Nenda took the output and stared at it. “You sure you’re reading this right? I thought all charges against us were dropped after the Builder artifacts disappeared, and we helped everybody get out of Labyrinth.”
“They were dropped. This is not an accusation of criminal actions. It appears to involve some entirely new matter.”
“And you feel you have to go?”
“I must, for reasons I will not specify. More than that, Louis Nenda, I suspect that there may be similar orders waiting for you. When this directive arrived, a separate message came to the ship’s communications center in human output format. At the time, Glenna Omar was giving me another lesson in human speech, which she interrupted in order to take the message. She read it, gasped, and hurried off aft. She carried the message with her, and I suspect that she was seeking you.”
“Heading in the wrong direction. Why didn’t you tell her?”
“I did. I told her exactly where you could be found. However, I continued to employ human speech, which may have been a mistake. I spoke this.” The Cecropian folded its proboscis into the pleated region on its chin and inflated the thin tube. After a wheezing like a leaky bellows, sounds emerged: “ ’lusnnda ’sn ’sfrd k-kbn.’ ”
“ ‘Louis Nenda is in the forward cabin’? Yeah, that’s very good, At. But with all due respect, those sounds could just as well have come out of either end of you. I better go see what’s happening.”
Nenda marched off along the corridor. Somehow he felt more resigned than surprised. Things had been going far too well for far too long. Just when you thought you had the universe by the tail, it turned round and bit you on the ass.
He came on Glenna drifting back in his direction. If he hadn’t known that Atvar H’sial was female, and that the Cecropian found all humans repulsive in appearance, he might have wondered what kind of lessons Glenna had been providing. It was not yet midday, but her makeup was perfect. Her pale blue negligee showed off her long, graceful neck and upswept blond hair. As usual, the very sight of her made him gulp.
They were by the entrance to one of the Have-It-All’s comfortable observation lounges. Glenna moved into it and sank onto a long, soft bench. She gave Nenda a worried smile and waved the paper that she was holding. “This came for you, sweetheart, from somebody called Julian Graves. He says he’s a Council member for the Fourth Alliance.”
“I know him. He’s part of the Ethical Council.”
“But just look at this.” She pointed to the sheet. “He says he’s ordering you to travel as quickly as possible to Miranda. He can’t make you do that, can he?”
“I don’t think so. Let me take a look.”
Nenda ran his eye down the sheet. A group of words close to the bottom of the page sprang out at him. . . . to reach Miranda in at most twelve days. Otherwise, I will re-open the old investigation into the plundering of a medical-supply capsule en route to Lascia Four. . . .
“Julian Graves can. Order me, I mean. The son of a bitch. I’ll have to go.”

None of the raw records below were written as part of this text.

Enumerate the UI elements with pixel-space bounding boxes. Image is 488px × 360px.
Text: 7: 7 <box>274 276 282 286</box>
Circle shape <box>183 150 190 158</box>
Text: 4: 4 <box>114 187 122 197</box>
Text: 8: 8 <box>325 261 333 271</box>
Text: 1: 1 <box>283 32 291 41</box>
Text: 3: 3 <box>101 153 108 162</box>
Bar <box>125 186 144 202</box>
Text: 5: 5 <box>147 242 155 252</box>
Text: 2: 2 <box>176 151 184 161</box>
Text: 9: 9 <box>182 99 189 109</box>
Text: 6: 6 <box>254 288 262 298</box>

“But what does he want you for?”
“I’ve no idea. Nothing pleasant, you can bet on that. Something dangerous and dirty and desperate. We’d better get on our way as soon as we can.”
“We?”
“Yeah. Atvar H’sial got the same sort of message, though she didn’t give details. And of course, J’merlia and Kallik wouldn’t let us go without them, even if we wanted to.”
“But J’merlia and Kallik are your slaves. They’re supposed to do whatever you tell them to.”